Hubo intentos de explicar todo esto por la acción de alguna fuerza “magnética”, que en kilómetros dirige con confianza a la abeja a su colmena nativa. Pero con un estudio más cuidadoso, deja de parecerse

a algo mágico.

Una abeja joven que hace el trabajo de una nodriza y nunca ha salido de una colmena no la encontrará en su casa, incluso si la llevamos a solo 50 metros de él y lo liberamos. Primero necesita familiarizarse con el terreno, y esto sucede cuando llega a la edad de diez años, haciendo su primer vuelo. El vuelo dura aproximadamente seis minutos, pero no con el propósito de visitar flores u otras fuentes de un soborno, sino únicamente por el conocimiento de la situación de la colmena y el área circundante. Las abejas son muy ágiles. Solo necesitan dos minutos para volar un kilómetro. Y están muy atentos durante el vuelo de orientación.
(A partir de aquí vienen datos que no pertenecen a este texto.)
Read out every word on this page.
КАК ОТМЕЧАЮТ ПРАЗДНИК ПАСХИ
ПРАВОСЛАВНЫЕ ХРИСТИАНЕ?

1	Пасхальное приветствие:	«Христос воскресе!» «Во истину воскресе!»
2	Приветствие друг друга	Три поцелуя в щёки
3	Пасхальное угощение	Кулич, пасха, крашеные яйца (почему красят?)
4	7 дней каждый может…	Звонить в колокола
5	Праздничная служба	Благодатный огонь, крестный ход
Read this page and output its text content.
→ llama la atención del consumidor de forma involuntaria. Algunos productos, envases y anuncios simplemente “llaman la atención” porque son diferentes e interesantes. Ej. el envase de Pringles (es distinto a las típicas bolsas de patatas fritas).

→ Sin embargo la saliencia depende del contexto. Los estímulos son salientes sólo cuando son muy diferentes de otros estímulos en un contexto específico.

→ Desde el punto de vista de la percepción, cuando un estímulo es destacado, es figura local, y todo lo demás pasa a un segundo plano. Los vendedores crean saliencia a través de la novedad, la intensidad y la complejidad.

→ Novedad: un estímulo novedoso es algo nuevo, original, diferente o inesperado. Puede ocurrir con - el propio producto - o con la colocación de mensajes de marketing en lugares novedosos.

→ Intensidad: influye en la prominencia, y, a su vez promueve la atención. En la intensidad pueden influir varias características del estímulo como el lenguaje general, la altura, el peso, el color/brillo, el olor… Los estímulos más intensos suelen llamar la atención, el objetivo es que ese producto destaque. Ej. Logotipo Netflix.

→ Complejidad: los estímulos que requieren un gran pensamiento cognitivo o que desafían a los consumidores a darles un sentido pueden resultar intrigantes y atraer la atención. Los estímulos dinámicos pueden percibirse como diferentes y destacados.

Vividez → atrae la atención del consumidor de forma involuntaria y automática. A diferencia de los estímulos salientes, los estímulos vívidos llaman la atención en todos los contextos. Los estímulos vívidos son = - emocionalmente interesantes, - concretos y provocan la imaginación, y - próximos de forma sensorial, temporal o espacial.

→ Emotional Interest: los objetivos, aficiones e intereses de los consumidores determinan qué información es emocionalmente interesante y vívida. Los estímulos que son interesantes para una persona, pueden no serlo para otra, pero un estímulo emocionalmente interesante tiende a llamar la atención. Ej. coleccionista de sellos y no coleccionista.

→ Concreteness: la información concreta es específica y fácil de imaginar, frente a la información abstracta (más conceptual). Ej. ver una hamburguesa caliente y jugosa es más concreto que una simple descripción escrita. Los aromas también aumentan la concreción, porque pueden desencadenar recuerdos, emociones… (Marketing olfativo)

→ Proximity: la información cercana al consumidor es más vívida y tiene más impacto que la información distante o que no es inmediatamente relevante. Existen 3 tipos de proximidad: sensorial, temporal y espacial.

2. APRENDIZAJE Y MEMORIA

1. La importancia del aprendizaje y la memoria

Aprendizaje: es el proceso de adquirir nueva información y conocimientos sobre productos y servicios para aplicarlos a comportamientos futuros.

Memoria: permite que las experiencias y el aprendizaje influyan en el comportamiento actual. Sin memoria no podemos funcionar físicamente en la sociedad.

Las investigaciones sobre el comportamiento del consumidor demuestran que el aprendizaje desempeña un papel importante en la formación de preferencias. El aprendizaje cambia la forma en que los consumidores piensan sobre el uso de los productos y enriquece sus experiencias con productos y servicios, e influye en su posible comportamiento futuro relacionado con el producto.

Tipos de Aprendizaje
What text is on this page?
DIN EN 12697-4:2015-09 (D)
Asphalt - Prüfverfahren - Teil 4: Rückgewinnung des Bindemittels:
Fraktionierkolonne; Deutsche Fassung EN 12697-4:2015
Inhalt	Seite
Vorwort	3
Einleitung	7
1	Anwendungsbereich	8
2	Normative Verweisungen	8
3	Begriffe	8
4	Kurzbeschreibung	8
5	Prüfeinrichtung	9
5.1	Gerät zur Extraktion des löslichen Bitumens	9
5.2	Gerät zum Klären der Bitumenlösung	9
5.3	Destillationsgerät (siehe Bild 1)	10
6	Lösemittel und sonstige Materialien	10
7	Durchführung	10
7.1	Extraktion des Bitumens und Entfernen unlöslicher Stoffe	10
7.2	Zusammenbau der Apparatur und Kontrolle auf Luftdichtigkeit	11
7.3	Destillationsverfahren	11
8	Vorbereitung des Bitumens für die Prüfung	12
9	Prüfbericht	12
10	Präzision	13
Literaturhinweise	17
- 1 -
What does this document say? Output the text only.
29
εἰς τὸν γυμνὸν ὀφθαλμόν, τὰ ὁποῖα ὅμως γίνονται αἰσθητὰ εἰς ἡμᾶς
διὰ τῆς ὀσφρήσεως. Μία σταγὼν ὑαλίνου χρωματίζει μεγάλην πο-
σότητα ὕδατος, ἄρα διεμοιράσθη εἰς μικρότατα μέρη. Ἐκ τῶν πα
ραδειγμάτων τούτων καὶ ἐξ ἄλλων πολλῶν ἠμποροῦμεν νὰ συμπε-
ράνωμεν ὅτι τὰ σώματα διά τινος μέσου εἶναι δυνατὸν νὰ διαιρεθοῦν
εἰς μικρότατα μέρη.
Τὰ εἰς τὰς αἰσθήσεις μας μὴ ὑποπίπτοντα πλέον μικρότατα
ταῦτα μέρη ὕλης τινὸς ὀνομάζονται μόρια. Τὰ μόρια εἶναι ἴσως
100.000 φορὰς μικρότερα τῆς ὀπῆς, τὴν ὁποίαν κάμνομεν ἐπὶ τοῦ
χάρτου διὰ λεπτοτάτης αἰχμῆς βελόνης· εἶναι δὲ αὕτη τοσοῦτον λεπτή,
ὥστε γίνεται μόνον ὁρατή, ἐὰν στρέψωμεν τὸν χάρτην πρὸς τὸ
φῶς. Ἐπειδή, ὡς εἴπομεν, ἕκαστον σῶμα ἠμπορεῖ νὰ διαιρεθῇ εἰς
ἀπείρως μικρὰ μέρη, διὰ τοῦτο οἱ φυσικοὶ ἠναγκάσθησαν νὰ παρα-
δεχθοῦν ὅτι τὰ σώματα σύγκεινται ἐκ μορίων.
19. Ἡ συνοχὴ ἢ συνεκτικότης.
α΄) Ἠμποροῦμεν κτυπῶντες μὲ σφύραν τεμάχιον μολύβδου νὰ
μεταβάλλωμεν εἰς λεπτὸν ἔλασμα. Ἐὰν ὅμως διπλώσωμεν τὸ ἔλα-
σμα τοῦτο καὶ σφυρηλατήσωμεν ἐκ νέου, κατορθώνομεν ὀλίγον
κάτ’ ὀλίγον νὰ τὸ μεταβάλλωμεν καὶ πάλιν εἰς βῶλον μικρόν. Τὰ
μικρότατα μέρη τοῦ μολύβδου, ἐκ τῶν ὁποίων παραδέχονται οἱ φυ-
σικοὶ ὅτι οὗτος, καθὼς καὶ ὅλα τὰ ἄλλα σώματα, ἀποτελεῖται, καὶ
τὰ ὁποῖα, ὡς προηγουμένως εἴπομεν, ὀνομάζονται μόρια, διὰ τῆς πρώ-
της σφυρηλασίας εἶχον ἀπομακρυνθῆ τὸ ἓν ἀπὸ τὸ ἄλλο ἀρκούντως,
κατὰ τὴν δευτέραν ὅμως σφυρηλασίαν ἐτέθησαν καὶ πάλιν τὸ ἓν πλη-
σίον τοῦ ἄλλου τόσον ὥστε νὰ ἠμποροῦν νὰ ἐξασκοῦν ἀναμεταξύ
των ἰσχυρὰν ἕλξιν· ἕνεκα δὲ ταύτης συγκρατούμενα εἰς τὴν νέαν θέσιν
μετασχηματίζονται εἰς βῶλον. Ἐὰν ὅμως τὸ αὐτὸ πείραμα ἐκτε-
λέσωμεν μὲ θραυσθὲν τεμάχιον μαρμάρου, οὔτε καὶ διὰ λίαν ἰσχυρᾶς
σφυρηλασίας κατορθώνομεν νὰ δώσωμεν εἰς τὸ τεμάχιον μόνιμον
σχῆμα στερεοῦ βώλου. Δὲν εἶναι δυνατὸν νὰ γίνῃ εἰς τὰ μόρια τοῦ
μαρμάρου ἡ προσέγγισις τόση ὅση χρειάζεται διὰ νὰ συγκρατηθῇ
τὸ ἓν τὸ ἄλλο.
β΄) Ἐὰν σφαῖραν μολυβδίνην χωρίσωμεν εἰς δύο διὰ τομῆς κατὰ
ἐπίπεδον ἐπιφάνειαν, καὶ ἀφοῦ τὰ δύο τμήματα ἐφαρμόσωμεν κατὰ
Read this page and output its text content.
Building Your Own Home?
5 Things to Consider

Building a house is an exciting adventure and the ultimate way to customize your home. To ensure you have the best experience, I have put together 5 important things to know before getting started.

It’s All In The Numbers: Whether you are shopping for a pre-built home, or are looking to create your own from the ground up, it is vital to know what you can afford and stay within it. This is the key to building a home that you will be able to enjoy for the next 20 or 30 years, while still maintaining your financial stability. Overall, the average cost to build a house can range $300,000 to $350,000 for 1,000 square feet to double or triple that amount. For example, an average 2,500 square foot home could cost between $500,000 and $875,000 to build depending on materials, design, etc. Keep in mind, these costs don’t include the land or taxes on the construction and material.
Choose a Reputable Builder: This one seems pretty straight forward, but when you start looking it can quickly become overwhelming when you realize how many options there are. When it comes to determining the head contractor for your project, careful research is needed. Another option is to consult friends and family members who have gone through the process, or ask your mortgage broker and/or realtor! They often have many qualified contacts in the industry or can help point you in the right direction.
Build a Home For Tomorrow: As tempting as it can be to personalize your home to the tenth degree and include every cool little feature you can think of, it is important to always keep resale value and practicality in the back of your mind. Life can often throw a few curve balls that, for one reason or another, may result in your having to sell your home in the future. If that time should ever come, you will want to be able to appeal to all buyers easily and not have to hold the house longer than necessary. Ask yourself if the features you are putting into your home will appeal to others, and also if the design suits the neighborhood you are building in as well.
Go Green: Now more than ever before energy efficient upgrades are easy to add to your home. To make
Si los atrapan después de una sola partida y luego los sueltan en algún lugar de la misma área, muchos de ellos regresan a sus casas, incluso desde una distancia de varios cientos de metros.

El primer círculo de orientación es seguido por otro, cada vez más distante, y así las abejas dominan pronto toda la zona de su verano, que puede extenderse por varios kilómetros en todas las direcciones. Pero incluso

los recolectores de abejas viejos, llevados a lugares más remotos, más allá de esta zona, no encuentran el camino de regreso. Por lo tanto, no podemos hablar de un don innato, sino de la adquisición gradual de la habilidad para orientarse en el terreno donde se encuentra la colmena nativa.

Hay una circunstancia más que está muy bien coordinada con nuestra propia experiencia, por lo que es posible admitir la existencia de una fuerza misteriosa que dirige a las abejas a su vivienda: ¡a menudo se extravían! Cuán frecuentes son estos casos cuando las abejas aún no suficientemente orientadas no encuentran su propia colmena y perecen a voluntad, no lo sabemos. Pero es bien sabido que en un pabellón grande, todas las colmenas son similares entre sí, a menudo vuelan en una colmena extraña. Asegurarse de esto es muy simple. Abriremos una colmena y marcaremos con puntos blancos varios cientos de abejas allí. Después de unos días, veremos que muchas abejas con una etiqueta blanca también vuelan desde las colmenas vecinas e incluso desde las colmenas ubicadas en su totalidad en el otro extremo del pabellón y vuelven a volar hacia ellas.

Los apicultores están familiarizados con este fenómeno. Es extremadamente indeseable, porque las abejas guardianas no siempre pasan libremente a la colmena de abejas extranjeras, que reconocen por el olor. A menudo, la reunión en el grifo termina en una pelea con un aguijón, y esto lleva a la muerte de una parte de las abejas o al menos a la pérdida de tiempo. Cada apicultor preferiría que se gastara en recolectar miel. Pero es especialmente desagradable si el útero, al regresar del viaje, confunde su colmena con un extraño. Para ella, esta es una muerte segura, y toda su familia estará condenada a muerte, a menos que las abejas puedan tener otro útero.

Es por eso que muchos apicultores llevan tiempo pintando las paredes frontales de las colmenas en diferentes colores para ayudar a las abejas a reconocer su hogar y no confundirlo con las colmenas vecinas. Es cierto que las opiniones sobre la utilidad práctica de esta medida estuvieron en desacuerdo, y como resultado, no se utilizó en todas partes. Ahora se sabe que el color de la colmena es una excelente manera de evitar que las abejas lleguen volando a las casas de otras personas. También está claro por qué se solía dudar de este medio: los colores que estaban destinados a los ojos de las abejas eran elegidos por los ojos de la persona. Cuando el apicultor colocó colmenas amarillas, verdes y naranjas o palos rojos al lado del negro, entonces, por supuesto, no pudo tener éxito, porque las abejas parecen ser similares o incluso idénticas a las abejas.